Friday, January 20, 2006

Still time to register for "Managing User Experience Groups"

I will be co-teaching a 6-session, evening course entitled, "Managing User Experience Groups" in Silicon Valley beginning 25 January.

The course -- really a workshop -- is intended for those who presently or may in the future manage a user experience group; those who are higher level managers whose domains already or may in the future encompass user experience; and others who in other ways (can) impact how user experience personnel are managed.

What is the scope of "user experience" and of the work a user experience group does or should do? Who should be a part of a user experience group? With whom should members of a user experience group work, and how? How should such groups be positioned in companies? What reduces the effectiveness and impact of user experience groups, and what can be done about it?

Join us in exploring answers to these and other questions of relevance to effectively managing groups that are often cross-functional (i.e., composed of designers, researchers, information architects, and others) and often misunderstood. Learn answers to these types of questions for a wide range of user experience groups in a wide range of companies, and gain insights for answering these questions in your company.

Dates, times: 6 consecutive Wednesday evenings, January 25 - March 1, 2006, 6:30-9:30pm

Location: UCSC Extension Silicon Valley Campus, 10420 Bubb Road, Cupertino, CA 95014

For more information or to register: UCSC Extension Silicon Valley course website

(And as stated in a previous blog entry, we have been talking with numerous user experience group managers, directors, VPs, etc. from a diverse mix of companies as we have been working on this course. We intend to talk with more in the coming weeks, and hope to hear from more to expand our network.)

Tuesday, January 03, 2006

Designing for emerging, non-Western markets

During the recent Designing for User eXperience (DUX 2005) conference, Ashwini Asokan demonstrated a coffee preparation ritual of Southern India during which coffee is poured back and forth between tumbler and cup several times. As she explained, alternative means of coffee preparation imported from other parts of the world haven't caught on, because they do not support this graceful ritual which is filled with "social, religious, traditional, emotional, and cultural significances related to the daily event." However, attending to and understanding the ritual enables identification of new opportunities for coffee product design more likely to succeed in India.
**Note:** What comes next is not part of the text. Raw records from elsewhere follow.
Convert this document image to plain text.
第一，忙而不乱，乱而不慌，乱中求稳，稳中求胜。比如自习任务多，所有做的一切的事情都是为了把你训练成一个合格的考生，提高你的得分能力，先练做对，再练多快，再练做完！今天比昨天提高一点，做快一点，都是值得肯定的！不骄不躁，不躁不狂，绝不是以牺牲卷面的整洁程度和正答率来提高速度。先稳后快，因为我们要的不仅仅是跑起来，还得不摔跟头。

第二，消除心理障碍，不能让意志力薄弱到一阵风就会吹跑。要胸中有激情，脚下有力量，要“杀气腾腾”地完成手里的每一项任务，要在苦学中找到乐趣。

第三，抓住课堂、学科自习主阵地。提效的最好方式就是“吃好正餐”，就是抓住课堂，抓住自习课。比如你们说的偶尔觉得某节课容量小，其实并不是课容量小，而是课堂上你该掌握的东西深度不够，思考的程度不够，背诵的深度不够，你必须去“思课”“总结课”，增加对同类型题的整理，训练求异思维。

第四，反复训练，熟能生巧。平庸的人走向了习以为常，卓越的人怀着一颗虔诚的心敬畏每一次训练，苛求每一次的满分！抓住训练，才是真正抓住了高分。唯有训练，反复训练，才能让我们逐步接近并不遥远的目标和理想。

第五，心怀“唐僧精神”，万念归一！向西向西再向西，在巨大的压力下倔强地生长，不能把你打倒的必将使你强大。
Also during DUX 2005, Neema Moraveji described "fundamental and broadly-applicable issues of designing for the Chinese" that surfaced during an exploration in interface design for the Chinese migrant worker population. These issues included "difficulties in Chinese character input, interfaces on a Chinese scale, and the Chinese people's sense of privacy." As in the case with India described above, attending to and understanding these issues should enable identification of new opportunities for product design more likely to succeed in China.

Other DUX 2005 presentations addressed related issues, such as in the context of designing an Arabic user experience, and even in the context of redesigning General Motors websites in differing world markets.

I visited Neema at Microsoft Research Asia in Beijing abit more than a month ago, and while there was able to attend demos they prepared for attendees of the Design for the New China Markets Conference sponsored by IIT's Institute of Design. As stated on that conference website:
"Western companies interested in selling products and services to the new China market are discovering that, as Chinese consumers become more sophisticated, their development teams must compete more aggressively to create offerings that better fit the Chinese culture and living patterns. Companies who thought it was sufficient simply to understand 'the China market' are shocked to find there are actually several China markets, and that their offerings need to be created with the same care and sophistication as the offerings they create for the sophisticated and diverse markets in the West."
And as Ashwini and her co-author state in the paper they prepared for DUX 2005:
"Technological innovation and development has reached a high point in the world today. In this context, people all over the world demand for more value addition and meaningful experiences. Demands for novel and fancy experiences with technology are being replaced by the need to return back to the roots of their culture. Organizations ranging from small companies to big nations are struggling to redefine their identities by finding a balance between technology and culture, and innovation and experience."
Clearly, great dividends await those companies who put ample resources in understanding the culture and living patterns of emerging, non-Western markets, and in applying that understanding to identifying new opportunities for design for user experience.